Non si tratta solo di distacco anagrafico ma anche di riposizionamento nell’immaginario: gli anni Novanta dei Boukherma sono consapevolmente di seconda mano, una rimasticatura a partire dai feticci più logori dell’epoca, dal repertorio musicale meno ricercato, dai riferimenti socioculturale più celebri. Ma Leurs enfants après eux non è esclusivamente la sua confezione. Che è viscerale, infiammato, perfino ridondante, d’accordo, un racconto illustrato dai colori pop, un mélo grossier che non si tira indietro di fronte agli eccessi e mette da parte la virtù della sottrazione (i registi arrivano dal genere, infatti).

Ma è anche – soprattutto? – lo spaccato vivo e crudo di un mondo che sparisce, la Francia rurale del Nordovest alle prese con le conseguenze dalla deindustrializzazione, simboleggiata da una fabbrica dismessa che domina il paesaggio e si riconfigura ogni volta alla ricerca di un nuovo ruolo all’interno del tessuto urbano e dunque umano.

Una Francia invisibile che oggi, se si recasse alle urne, sosterrebbe i nazionalisti, un po’ per rabbia e un po’ per nostalgia, che i registi raccontano con i cliché dell’indie rurale americano. Dove i genitori fanno i conti con il disincanto che sconfina nella disperazione, i matrimoni sbagliati e i futuri ipotecati, e i figli cercano di ammazzare la noia cercando un posto nello sfacelo.

Racconto di quattro estati, di pomeriggi al fiume, di furti e feste, Leurs enfants après eux è il coming of age di Anthony, che nell’agosto 1992 scopre il primo amore, l’unico che vale (ovviamente impossibile: i divari sociali hanno sempre un peso), perde l’innocenza o quel che resta e abbandona l’infanzia perché la vita è quella che è. Ma seguiamo anche il racconto di formazione di Hacine, che ruba la motocicletta a Anthony (che a sua volta l’ha presa di nascosto al padre ubriacone) innescando il disastro. La storia prosegue nel 1994, nel 1996 e nel 1998, le cose cambiano, i destini si incrociano, il mondo impone scelte.

Paul Kircher è rising star certificata, Angélina Woreth brilla di luce propria, Gilles Lellouche spiazza e sconquassa.
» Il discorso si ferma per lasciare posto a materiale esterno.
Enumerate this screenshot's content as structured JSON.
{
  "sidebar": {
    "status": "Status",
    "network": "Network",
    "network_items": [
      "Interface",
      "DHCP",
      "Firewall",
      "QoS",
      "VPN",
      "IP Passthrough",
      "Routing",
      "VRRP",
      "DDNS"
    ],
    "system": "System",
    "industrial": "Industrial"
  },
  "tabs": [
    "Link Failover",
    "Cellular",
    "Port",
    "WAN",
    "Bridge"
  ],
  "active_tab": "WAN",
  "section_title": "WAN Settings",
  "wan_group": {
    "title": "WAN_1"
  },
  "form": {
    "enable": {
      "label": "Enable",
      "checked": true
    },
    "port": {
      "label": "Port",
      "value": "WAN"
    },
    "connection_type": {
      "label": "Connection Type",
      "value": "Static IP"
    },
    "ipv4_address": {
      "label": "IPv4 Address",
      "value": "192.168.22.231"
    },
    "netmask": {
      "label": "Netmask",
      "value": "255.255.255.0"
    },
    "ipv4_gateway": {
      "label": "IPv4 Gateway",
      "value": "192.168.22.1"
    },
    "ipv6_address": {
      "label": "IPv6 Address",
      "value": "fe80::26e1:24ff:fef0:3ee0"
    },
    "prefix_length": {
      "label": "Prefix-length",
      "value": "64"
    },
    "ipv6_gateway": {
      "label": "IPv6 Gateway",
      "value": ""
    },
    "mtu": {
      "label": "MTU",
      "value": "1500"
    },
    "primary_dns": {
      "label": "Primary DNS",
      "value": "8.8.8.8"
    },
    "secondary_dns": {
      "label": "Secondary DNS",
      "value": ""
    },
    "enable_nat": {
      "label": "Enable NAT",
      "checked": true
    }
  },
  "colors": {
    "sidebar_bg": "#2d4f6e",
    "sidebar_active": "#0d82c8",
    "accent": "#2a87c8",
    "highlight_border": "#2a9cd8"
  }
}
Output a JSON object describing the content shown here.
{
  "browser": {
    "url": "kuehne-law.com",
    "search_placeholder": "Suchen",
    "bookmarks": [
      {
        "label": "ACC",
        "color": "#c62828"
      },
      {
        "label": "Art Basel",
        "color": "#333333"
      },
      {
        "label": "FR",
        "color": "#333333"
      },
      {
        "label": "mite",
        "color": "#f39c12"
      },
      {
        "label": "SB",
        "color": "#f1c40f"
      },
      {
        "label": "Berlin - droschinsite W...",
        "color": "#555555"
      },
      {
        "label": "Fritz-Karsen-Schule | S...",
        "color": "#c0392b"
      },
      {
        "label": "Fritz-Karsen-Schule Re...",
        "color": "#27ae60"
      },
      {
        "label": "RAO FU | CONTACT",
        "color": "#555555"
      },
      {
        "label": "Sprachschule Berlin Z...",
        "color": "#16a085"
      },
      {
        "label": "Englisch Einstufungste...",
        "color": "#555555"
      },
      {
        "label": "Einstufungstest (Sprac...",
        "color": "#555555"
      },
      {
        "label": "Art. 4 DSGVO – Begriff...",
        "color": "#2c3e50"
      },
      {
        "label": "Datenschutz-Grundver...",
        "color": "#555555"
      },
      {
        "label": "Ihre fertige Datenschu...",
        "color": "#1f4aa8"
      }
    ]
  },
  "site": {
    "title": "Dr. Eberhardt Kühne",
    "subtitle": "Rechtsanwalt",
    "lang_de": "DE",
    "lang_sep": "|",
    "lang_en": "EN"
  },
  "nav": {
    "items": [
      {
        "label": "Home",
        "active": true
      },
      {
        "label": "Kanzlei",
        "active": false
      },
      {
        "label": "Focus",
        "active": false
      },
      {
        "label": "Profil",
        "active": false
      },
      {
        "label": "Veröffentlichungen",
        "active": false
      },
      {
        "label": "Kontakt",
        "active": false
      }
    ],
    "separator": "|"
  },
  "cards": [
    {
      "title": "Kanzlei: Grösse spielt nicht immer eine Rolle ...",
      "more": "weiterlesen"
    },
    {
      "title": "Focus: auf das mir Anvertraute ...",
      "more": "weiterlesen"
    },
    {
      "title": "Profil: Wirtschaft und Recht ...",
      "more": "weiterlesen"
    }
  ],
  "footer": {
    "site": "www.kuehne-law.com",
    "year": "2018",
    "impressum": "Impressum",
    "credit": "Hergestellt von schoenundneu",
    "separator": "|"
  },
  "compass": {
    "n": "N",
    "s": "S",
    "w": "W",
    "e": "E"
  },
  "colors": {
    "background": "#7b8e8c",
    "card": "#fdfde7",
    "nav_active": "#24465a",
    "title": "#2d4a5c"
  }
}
Qualche cedimento nella prima parte, ma almeno due momenti altissimi: la strepitosa festa del 14 luglio in cui tutti i personaggi si ritrovano sotto i fuochi d’artificio, mentre una coppia danza il suo unico ballo e un uomo guarda un fallimento trasformarsi in capolavoro; la semifinale dei Mondiali in cui la gioia collettiva diventa occasione di ripartenza personale.